A typical ATA/100 hard drive bursts at about 100MB/sec from the cache, but has a sustained rate of about 26-42MB/sec, depending on the drive. If you consider a best-case scenario with the 2MB cache full of data, 100MB/sec will quickly deplete the cache and commence transferring at the lower sustained rate.
ATA/66 hard drives are typically less expensive and do not saturate the 66MB/sec bandwidth available. In fact, a hard drive with a sustained transfer rate of 26MB/sec will not even saturate available ATA/33 bandwidth.
In summary, sustained transfer rates should be considered over burst transfer rates for maximum hard drive performance.

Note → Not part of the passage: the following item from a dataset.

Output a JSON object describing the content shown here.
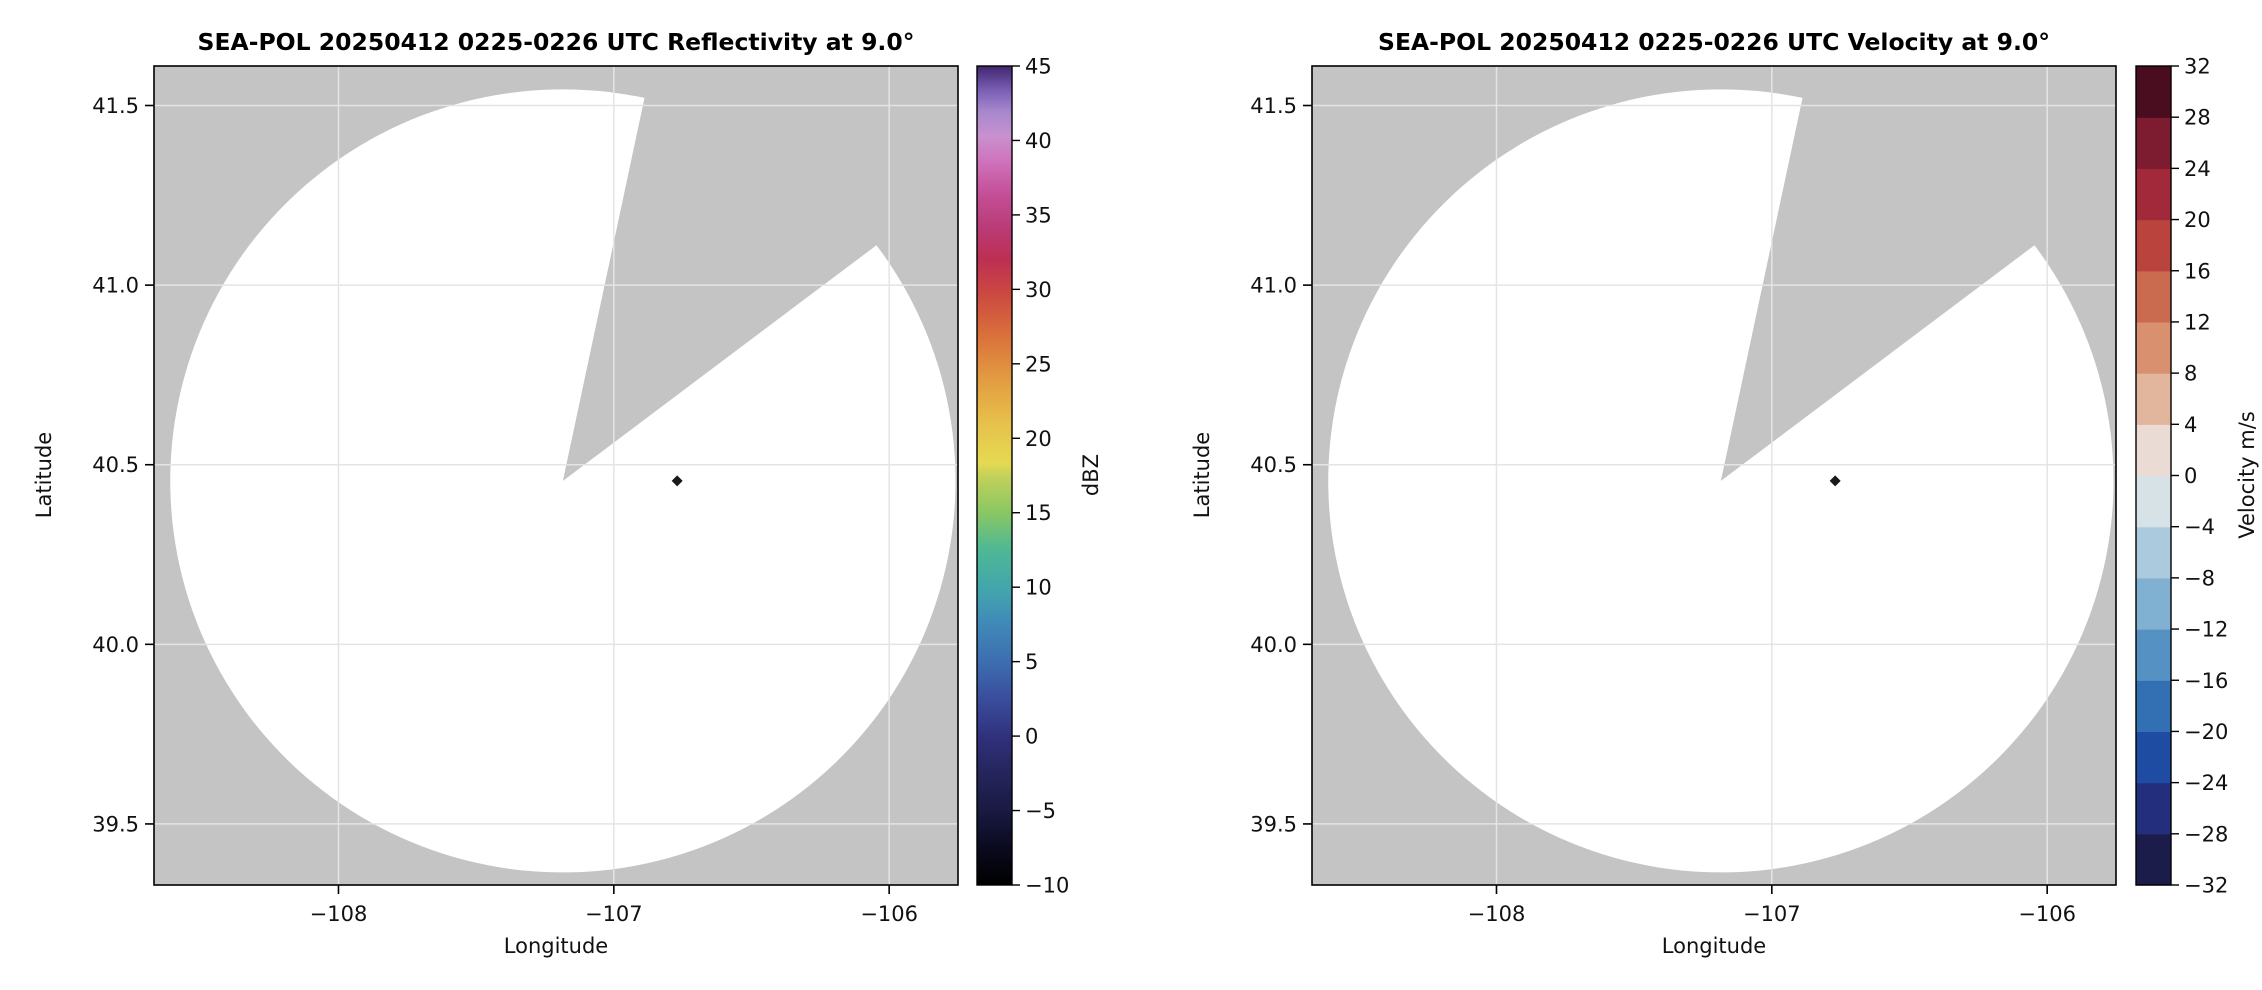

The average read (sustained transfer) rate is more important, especially when dealing with larger files. Generally, larger cache memory sizes will give you higher burst transfer speeds. This is one of the reasons why the older Raptors may lose out in burst speed comparisons. 1st gen 36GB Raptors had 8MB caches in addition to their SATA 1.5Gbit/s interfaces. Later ones upped the cache to 16MB, but the SATA interface is unchanged, so compared to other 16MB cache drives with SATA 3.0Gbit/s interfaces they still have a disadvantage. But, as stated above, burst speeds aren't the most important spec to look at.
See the random access numbers? That's due to the fact that the Raptors use a 10,000 rpm rotational speed. Raptors can find data on their platters quicker due to that advantage. Their downside is their cost per GB, not to mention they top out at 150GB in capacity when 1TB (Terabyte or 1000GB) 7,200 rpm drives are available.
Now, here's a chart comparing average transfer (read) rates: http://www23.tomshardware.com/storage.h ... 0&chart=34
You may also wonder why the 10,000 rpm Raptor's average read speeds aren't much better than a 7,200 rpm drive's. If the platter is moving faster under the heads, data should be being read off the drive faster also, right? The reason is partly due to lowlier drive having higher density platters. Since these high capacity drives achieve their gains by packing bits closer together, the same segment of platter area of a 1TB drive contains much more data than the equivalent segment of a Raptor's platter. So why doesn't Western Digital combine these high capacity platters and 10,000 rpm motors for the best of both worlds? I don't know (although I can speculate).
If cost isn't an object, Raptors in RAID 0 is still the best performing setup overall. Personally, I use a RAID 0 setup with 2 WD Caviar SE16 WD2500KS
drives for my data storage (which is most of my video files).
BTW, the MaximumPC article used WD Raptor drives in all the tests.